Si on reprend les affiches dans l’ordre chronologique, on a démarré par une affiche à connotation torista avec les Adolfo Martín. C’était la deuxième fois seulement qu’Enrique Ponce les affrontait, les liens tissés avec le maestro et l’historique d’Istres ont fait que ce projet est né très tôt et qu’il n’a pas hésité à l’accepter !
Il aime beaucoup cette ganadería, il y est allé plusieurs fois, y compris ensemble, pour voir quel type de toros pourrait aller à Istres, et quand la commission taurine a découvert le lot, elle a été impressionnée favorablement car il était bien dans le type. Ce ne sont pas des toros énormes, mais il y en a eu quand même quatre très armés et il est en outre surprenant qu’une figura accepte de se frotter à ce type de ganadería. Je sais qu’il y avait des réticences de la part de certaines aficionados qui prétendaient que les Adolfo ne seraient pas bien présentés, mais par exemple, pour cette corrida que l’on a appelée celle du geste, le second toro d’Enrique Ponce était très armé, ce qui ne l’a pas empêché de lui prendre le rythme, la distance, et dès le premier ,jour, nous avons eu droit à un chef-d’œuvre de sa part.
Si à cela on ajoute la grande tarde de Paco Ureña qui a cuajé le second toro, on peut dire que dès le vendredi, on a eu un résultat artistique très satisfaisant, même si Curro Díaz a eu plus de mal à s’exprimer devant les deux toros de moindre option.
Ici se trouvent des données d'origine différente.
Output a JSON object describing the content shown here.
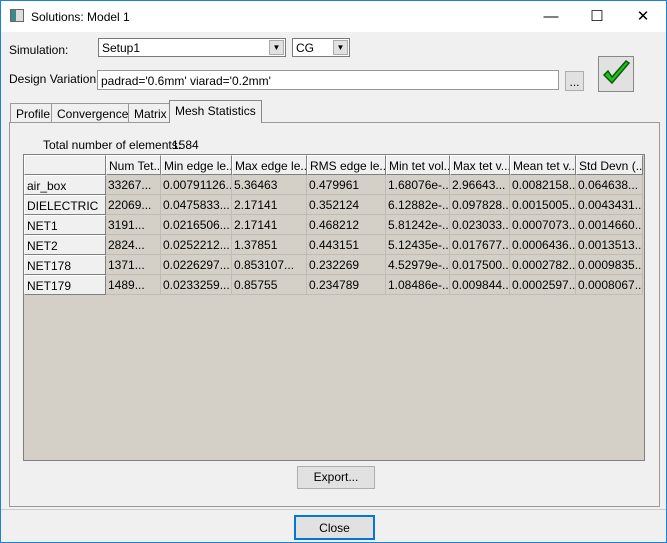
{
  "window": {
    "title": "Solutions:  Model 1",
    "minimize": "—",
    "maximize": "☐",
    "close": "✕"
  },
  "simulation": {
    "label": "Simulation:",
    "value": "Setup1",
    "solver": "CG"
  },
  "design_variation": {
    "label": "Design Variation:",
    "value": "padrad='0.6mm' viarad='0.2mm'",
    "browse": "..."
  },
  "tabs": [
    {
      "label": "Profile"
    },
    {
      "label": "Convergence"
    },
    {
      "label": "Matrix"
    },
    {
      "label": "Mesh Statistics",
      "active": true
    }
  ],
  "mesh": {
    "total_label": "Total number of elements:",
    "total_value": "1584",
    "columns": [
      "",
      "Num Tet...",
      "Min edge le...",
      "Max edge le...",
      "RMS edge le...",
      "Min tet vol...",
      "Max tet v...",
      "Mean tet v...",
      "Std Devn (..."
    ],
    "rows": [
      [
        "air_box",
        "33267...",
        "0.00791126...",
        "5.36463",
        "0.479961",
        "1.68076e-...",
        "2.96643...",
        "0.0082158...",
        "0.064638..."
      ],
      [
        "DIELECTRIC",
        "22069...",
        "0.0475833...",
        "2.17141",
        "0.352124",
        "6.12882e-...",
        "0.097828...",
        "0.0015005...",
        "0.0043431..."
      ],
      [
        "NET1",
        "3191...",
        "0.0216506...",
        "2.17141",
        "0.468212",
        "5.81242e-...",
        "0.023033...",
        "0.0007073...",
        "0.0014660..."
      ],
      [
        "NET2",
        "2824...",
        "0.0252212...",
        "1.37851",
        "0.443151",
        "5.12435e-...",
        "0.017677...",
        "0.0006436...",
        "0.0013513..."
      ],
      [
        "NET178",
        "1371...",
        "0.0226297...",
        "0.853107...",
        "0.232269",
        "4.52979e-...",
        "0.017500...",
        "0.0002782...",
        "0.0009835..."
      ],
      [
        "NET179",
        "1489...",
        "0.0233259...",
        "0.85755",
        "0.234789",
        "1.08486e-...",
        "0.009844...",
        "0.0002597...",
        "0.0008067..."
      ]
    ]
  },
  "export_label": "Export...",
  "close_label": "Close",
  "colors": {
    "accent": "#1883d7",
    "check": "#22c022",
    "grid_bg": "#d4d0c8"
  }
}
C’était un début rêvé parce qu’il comportait aussi un gros risque. Il y a eu dès le vendredi une ambiance aux arènes, et comme je l’ai déjà dit, les ouvertures de ferias sont toujours un peu délicates car le public n’est pas encore complètement dedans. Aussi, avoir d’emblée un tel résultat artistique signifiait que la feria partait sur de bons rails…
Le samedi matin, Jean-Marie Raymond a sorti une très bonne novillada, j’étais ravi pour lui car c’est quelqu’un qui fait beaucoup d’efforts pour mener sa ganadería de la meilleure des façons.
Sa novillada a ravi tout le monde, Adrien Salenc a démontré qu’il était bien revenu et cette course lui a donné une impulsion pour aller de l’avant. Adrien a prouvé que ça pouvait être le prochain matador de toros français suscitant de l’intérêt…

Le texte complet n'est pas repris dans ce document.